At long last, though, our new lender came through, and we ended up owning a house that legitimized us as an Oakwood School family. Did the gatekeeper eat crow when we finally signed on the dotted line and met Two Men & a Truck on Greenbriar Trail? I doubt that; empathy wouldn’t be his style.

But real crows were vaunting in the trees on our wooded lot as the snow floated down seemingly from places as far away as Madrid. Though I loved new additions to my old haunts – the footbridge to Apple Acres, for example – I wished that neighborhoods were as reversible as they are transformable. But as Thomas Wolfe writes, "You can't go back home … to the old forms and systems of things which once seemed everlasting but which are changing all the time.”

But I’m not so old yet that nothing remains.

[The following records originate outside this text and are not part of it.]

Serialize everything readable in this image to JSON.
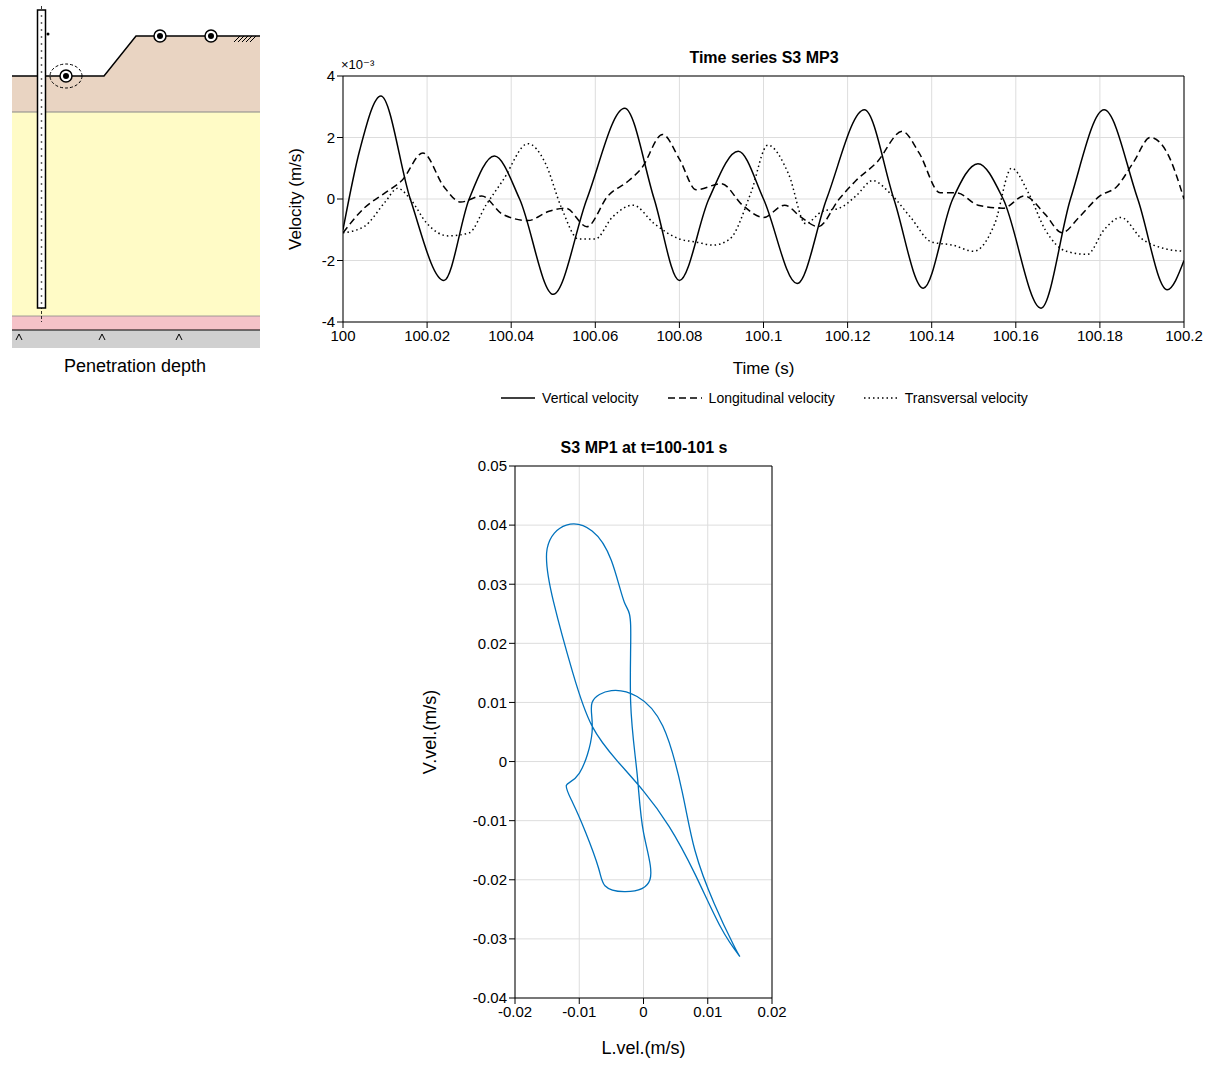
{
  "diagram": {
    "caption": "Penetration depth"
  },
  "chart_data": [
    {
      "type": "line",
      "title": "Time series S3 MP3",
      "x_label": "Time (s)",
      "y_label": "Velocity (m/s)",
      "annotations": [
        "×10⁻³"
      ],
      "xlim": [
        100,
        100.2
      ],
      "xticks": [
        100,
        100.02,
        100.04,
        100.06,
        100.08,
        100.1,
        100.12,
        100.14,
        100.16,
        100.18,
        100.2
      ],
      "ylim": [
        -4,
        4
      ],
      "yticks": [
        -4,
        -2,
        0,
        2,
        4
      ],
      "grid": true,
      "legend": "bottom",
      "series": [
        {
          "name": "Vertical velocity",
          "color": "#000000",
          "line_style": "solid",
          "x": [
            100,
            100.004,
            100.009,
            100.016,
            100.024,
            100.03,
            100.036,
            100.042,
            100.05,
            100.058,
            100.067,
            100.074,
            100.08,
            100.087,
            100.094,
            100.1,
            100.108,
            100.115,
            100.124,
            100.131,
            100.138,
            100.145,
            100.151,
            100.157,
            100.166,
            100.173,
            100.181,
            100.189,
            100.196,
            100.2
          ],
          "values": [
            -1.0,
            1.6,
            3.35,
            0,
            -2.65,
            0,
            1.4,
            0,
            -3.1,
            0,
            2.95,
            0,
            -2.65,
            0,
            1.55,
            0,
            -2.75,
            0,
            2.9,
            0,
            -2.9,
            0,
            1.15,
            0,
            -3.55,
            0,
            2.9,
            0,
            -2.95,
            -2.0
          ]
        },
        {
          "name": "Longitudinal velocity",
          "color": "#000000",
          "line_style": "dashed",
          "x": [
            100,
            100.005,
            100.01,
            100.014,
            100.019,
            100.024,
            100.028,
            100.033,
            100.038,
            100.044,
            100.049,
            100.053,
            100.058,
            100.063,
            100.068,
            100.071,
            100.076,
            100.08,
            100.084,
            100.09,
            100.095,
            100.1,
            100.105,
            100.109,
            100.113,
            100.118,
            100.122,
            100.127,
            100.133,
            100.137,
            100.142,
            100.146,
            100.151,
            100.157,
            100.162,
            100.167,
            100.171,
            100.175,
            100.18,
            100.184,
            100.188,
            100.192,
            100.196,
            100.2
          ],
          "values": [
            -1.1,
            -0.3,
            0.2,
            0.6,
            1.5,
            0.4,
            -0.1,
            0.1,
            -0.5,
            -0.7,
            -0.4,
            -0.3,
            -0.9,
            0.1,
            0.6,
            1.0,
            2.1,
            1.3,
            0.3,
            0.5,
            -0.2,
            -0.6,
            -0.2,
            -0.6,
            -0.9,
            0,
            0.6,
            1.2,
            2.2,
            1.5,
            0.2,
            0.2,
            -0.2,
            -0.3,
            0.1,
            -0.5,
            -1.1,
            -0.6,
            0.1,
            0.4,
            1.2,
            2.0,
            1.5,
            0
          ]
        },
        {
          "name": "Transversal velocity",
          "color": "#000000",
          "line_style": "dotted",
          "x": [
            100,
            100.005,
            100.01,
            100.013,
            100.016,
            100.02,
            100.025,
            100.03,
            100.034,
            100.038,
            100.044,
            100.048,
            100.052,
            100.056,
            100.06,
            100.064,
            100.069,
            100.074,
            100.08,
            100.084,
            100.088,
            100.092,
            100.097,
            100.101,
            100.106,
            100.11,
            100.114,
            100.118,
            100.122,
            100.126,
            100.13,
            100.135,
            100.14,
            100.145,
            100.15,
            100.155,
            100.159,
            100.163,
            100.167,
            100.172,
            100.177,
            100.181,
            100.185,
            100.19,
            100.195,
            100.2
          ],
          "values": [
            -1.1,
            -0.9,
            -0.1,
            0.35,
            0,
            -0.8,
            -1.2,
            -1.1,
            -0.2,
            0.6,
            1.8,
            1.2,
            -0.3,
            -1.3,
            -1.3,
            -0.6,
            -0.2,
            -0.8,
            -1.3,
            -1.4,
            -1.5,
            -1.3,
            0.2,
            1.75,
            0.8,
            -0.8,
            -0.4,
            -0.3,
            0.1,
            0.6,
            0.2,
            -0.6,
            -1.4,
            -1.5,
            -1.7,
            -0.8,
            1.0,
            0.2,
            -1.0,
            -1.7,
            -1.8,
            -1.0,
            -0.6,
            -1.3,
            -1.6,
            -1.7
          ]
        }
      ]
    },
    {
      "type": "line",
      "title": "S3 MP1 at t=100-101 s",
      "x_label": "L.vel.(m/s)",
      "y_label": "V.vel.(m/s)",
      "xlim": [
        -0.02,
        0.02
      ],
      "xticks": [
        -0.02,
        -0.01,
        0,
        0.01,
        0.02
      ],
      "ylim": [
        -0.04,
        0.05
      ],
      "yticks": [
        -0.04,
        -0.03,
        -0.02,
        -0.01,
        0,
        0.01,
        0.02,
        0.03,
        0.04,
        0.05
      ],
      "grid": true,
      "series": [
        {
          "color": "#0072bd",
          "line_style": "solid",
          "x": [
            0.015,
            0.012,
            0.008,
            0.004,
            0,
            -0.004,
            -0.008,
            -0.011,
            -0.014,
            -0.015,
            -0.012,
            -0.008,
            -0.005,
            -0.003,
            -0.002,
            -0.002,
            -0.001,
            0,
            0.001,
            -0.003,
            -0.006,
            -0.007,
            -0.009,
            -0.011,
            -0.012,
            -0.01,
            -0.008,
            -0.008,
            -0.005,
            -0.001,
            0.003,
            0.006,
            0.008,
            0.011,
            0.014,
            0.015
          ],
          "values": [
            -0.033,
            -0.028,
            -0.019,
            -0.011,
            -0.005,
            0.0,
            0.006,
            0.015,
            0.027,
            0.036,
            0.04,
            0.039,
            0.034,
            0.027,
            0.023,
            0.01,
            -0.002,
            -0.012,
            -0.02,
            -0.022,
            -0.021,
            -0.018,
            -0.012,
            -0.007,
            -0.004,
            -0.002,
            0.005,
            0.01,
            0.012,
            0.011,
            0.006,
            -0.005,
            -0.015,
            -0.024,
            -0.031,
            -0.033
          ]
        }
      ]
    }
  ]
}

Oakwood School smells the same, if I stand above the media center: the aroma of wet books and recess milk lifts me in a bubble of thought. And I still attune to other such magical echoes, some more powerful than others.

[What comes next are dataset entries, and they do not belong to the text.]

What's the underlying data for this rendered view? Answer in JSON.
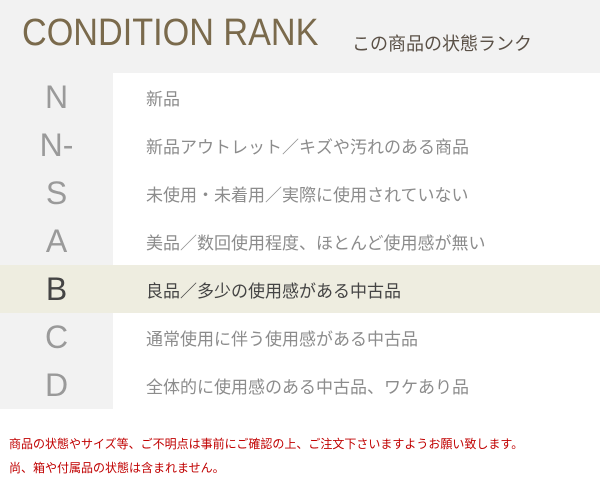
{
  "header": {
    "title": "CONDITION RANK",
    "subtitle": "この商品の状態ランク"
  },
  "ranks": [
    {
      "rank": "N",
      "description": "新品",
      "active": false
    },
    {
      "rank": "N-",
      "description": "新品アウトレット／キズや汚れのある商品",
      "active": false
    },
    {
      "rank": "S",
      "description": "未使用・未着用／実際に使用されていない",
      "active": false
    },
    {
      "rank": "A",
      "description": "美品／数回使用程度、ほとんど使用感が無い",
      "active": false
    },
    {
      "rank": "B",
      "description": "良品／多少の使用感がある中古品",
      "active": true
    },
    {
      "rank": "C",
      "description": "通常使用に伴う使用感がある中古品",
      "active": false
    },
    {
      "rank": "D",
      "description": "全体的に使用感のある中古品、ワケあり品",
      "active": false
    }
  ],
  "notes": [
    "商品の状態やサイズ等、ご不明点は事前にご確認の上、ご注文下さいますようお願い致します。",
    "尚、箱や付属品の状態は含まれません。"
  ],
  "colors": {
    "title": "#7a6a4c",
    "highlight": "#eeede0",
    "note": "#c00000"
  }
}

“I used to go to school here,” I told Mrs. Hagman at the first open house in 2015. We’d just begun the long wait for our mortgage. Without a key, we’d drive past our new house and count down the days.

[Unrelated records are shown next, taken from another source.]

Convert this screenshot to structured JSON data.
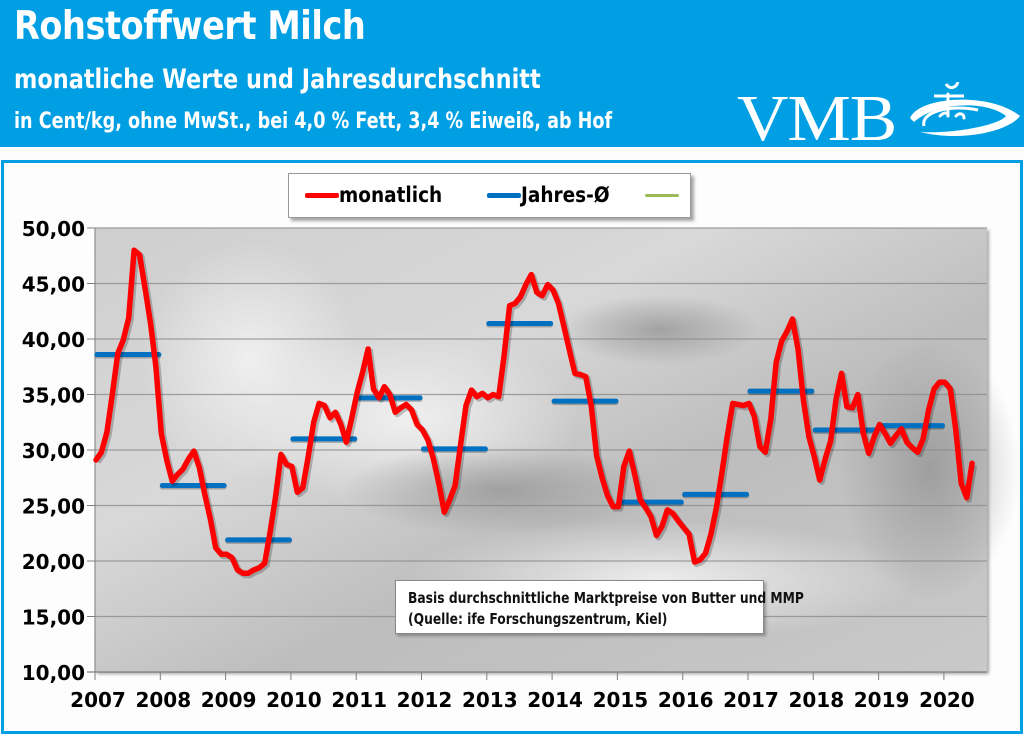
{
  "header": {
    "title": "Rohstoffwert Milch",
    "subtitle": "monatliche Werte und Jahresdurchschnitt",
    "unit_line": "in Cent/kg, ohne MwSt., bei 4,0 % Fett, 3,4 % Eiweiß, ab Hof",
    "logo_text": "VMB",
    "logo_icon": "splash-drop-icon",
    "brand_color": "#009fe3"
  },
  "legend": {
    "items": [
      {
        "label": "monatlich",
        "color": "#ff0000"
      },
      {
        "label": "Jahres-Ø",
        "color": "#0070c0"
      },
      {
        "label": "",
        "color": "#9bbb59"
      }
    ]
  },
  "note": {
    "line1": "Basis durchschnittliche Marktpreise von Butter und MMP",
    "line2": "(Quelle: ife Forschungszentrum, Kiel)"
  },
  "chart_data": {
    "type": "line",
    "title": "Rohstoffwert Milch",
    "subtitle": "monatliche Werte und Jahresdurchschnitt",
    "ylabel": "Cent/kg",
    "xlabel": "",
    "ylim": [
      10,
      50
    ],
    "yticks": [
      10,
      15,
      20,
      25,
      30,
      35,
      40,
      45,
      50
    ],
    "ytick_labels": [
      "10,00",
      "15,00",
      "20,00",
      "25,00",
      "30,00",
      "35,00",
      "40,00",
      "45,00",
      "50,00"
    ],
    "xtick_labels": [
      "2007",
      "2008",
      "2009",
      "2010",
      "2011",
      "2012",
      "2013",
      "2014",
      "2015",
      "2016",
      "2017",
      "2018",
      "2019",
      "2020"
    ],
    "x_start": "2007-01",
    "x_end": "2020-06",
    "grid": true,
    "legend_position": "top-center",
    "series": [
      {
        "name": "monatlich",
        "color": "#ff0000",
        "frequency": "monthly",
        "values": [
          29.1,
          29.8,
          31.6,
          35.0,
          38.7,
          39.9,
          41.9,
          48.0,
          47.6,
          44.6,
          41.5,
          37.5,
          31.5,
          29.1,
          27.2,
          27.8,
          28.3,
          29.2,
          29.9,
          28.4,
          26.0,
          23.8,
          21.2,
          20.6,
          20.6,
          20.3,
          19.2,
          18.9,
          18.9,
          19.2,
          19.4,
          19.8,
          22.6,
          25.8,
          29.6,
          28.7,
          28.5,
          26.2,
          26.6,
          29.4,
          32.5,
          34.2,
          34.0,
          32.9,
          33.4,
          32.3,
          30.7,
          32.9,
          35.2,
          37.0,
          39.1,
          35.5,
          34.7,
          35.7,
          35.0,
          33.4,
          33.8,
          34.1,
          33.6,
          32.3,
          31.8,
          30.9,
          29.2,
          27.0,
          24.4,
          25.5,
          26.8,
          30.5,
          34.0,
          35.4,
          34.8,
          35.1,
          34.7,
          35.0,
          34.8,
          38.5,
          43.0,
          43.2,
          43.8,
          44.9,
          45.8,
          44.2,
          43.9,
          44.9,
          44.4,
          43.2,
          41.1,
          39.0,
          36.9,
          36.8,
          36.6,
          34.0,
          29.5,
          27.5,
          25.9,
          24.9,
          24.9,
          28.5,
          29.9,
          27.8,
          25.5,
          24.8,
          24.0,
          22.3,
          23.1,
          24.6,
          24.3,
          23.6,
          23.0,
          22.4,
          19.9,
          20.1,
          20.7,
          22.4,
          24.8,
          27.9,
          31.2,
          34.2,
          34.1,
          34.0,
          34.2,
          33.0,
          30.3,
          29.8,
          32.8,
          37.9,
          39.8,
          40.7,
          41.8,
          39.1,
          34.5,
          31.2,
          29.4,
          27.3,
          29.2,
          30.8,
          34.6,
          36.9,
          33.9,
          33.8,
          35.0,
          31.5,
          29.7,
          31.2,
          32.3,
          31.5,
          30.6,
          31.3,
          31.9,
          30.7,
          30.2,
          29.8,
          31.0,
          33.6,
          35.5,
          36.1,
          36.1,
          35.5,
          31.8,
          27.0,
          25.7,
          28.8
        ]
      },
      {
        "name": "Jahres-Ø",
        "color": "#0070c0",
        "frequency": "yearly",
        "years": [
          2007,
          2008,
          2009,
          2010,
          2011,
          2012,
          2013,
          2014,
          2015,
          2016,
          2017,
          2018,
          2019
        ],
        "values": [
          38.6,
          26.8,
          21.9,
          31.0,
          34.7,
          30.1,
          41.4,
          34.4,
          25.3,
          26.0,
          35.3,
          31.8,
          32.2
        ]
      }
    ]
  }
}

“Well, what’s your name?” she asked.

“Laura Baker,” I told her.

“Well, I had a Laura Baker in second grade.”

“Well, I had a Mrs. Lechnir in second grade.”

“That’s me,” she said. I stood still, staring into my old life.

Thirty-one years had passed us by; she’d traded in her old name for a new one but she was still blonde, clear-eyed, and bewitching. In 1985, I was her student, and now I was a mother to five children, four of whom would attend Oakwood School. One waits for familiarity and celebrates upon finding it. Of all my teachers, my favorite remained.

During that first return year to Oakwood, as the Oshkosh Area School District surveilled our movement, I felt, at times, as if I were wearing a GPS tracking bracelet. The authorities had not yet determined my family and I were worthy of their most prized school, and they were ready, without a moment’s notice, to yank us loose, like a barb in their side. The former Mrs. Lechnir (turned Mrs. Hagman) was my single link between then and now – between insider and outsider status, between belonging and waiting to belong.

“Hello, Fabulous Fern,” she’d sing whenever we’d pass by her classroom. That top-dog administrator didn’t own Oakwood School any more than I did.

And now, here we are, at the tail end of Mrs. Hagman’s 33-year career at Oakwood Elementary School. She will retire in June to a much deserved second happiness. My son, Francis – Frank, Frankie, Franco – is in her classroom on the northeast corner of the old wing. Cut a diagonal across the library, and that’s where we began.

“Tell me about yourself,” I say to Frank.

“I’m dangerous,” he says, giggling. “I like sour stuff. Putty. I laugh a lot. I like my friends, recess, math, and the 10-minute break.”

After much digging this morning, I found a writing assignment of mine from 1986, May of my second-grade year with Mrs. Lechnir. Over the picture of an ice-cream sundae, I wrote, “I don’t like sundaes very much, but I do like flavored ice cream with orange, strawberry, and grape.” Are we so simple at that age? That’s not the way I remember it.

I volunteer in Mrs. Hagman’s classroom to read with kiddos. Mrs. Hagman sings her lessons, plays air guitar on her leg, and still struts her stuff in heels, her voice like the soundboard on a harp’s wing. Her first name, which I was never allowed to use as a child, is Terri as in the Terrifically-Tremendously-Talented-and-Tender-hearted Terri. Those words and infinite more.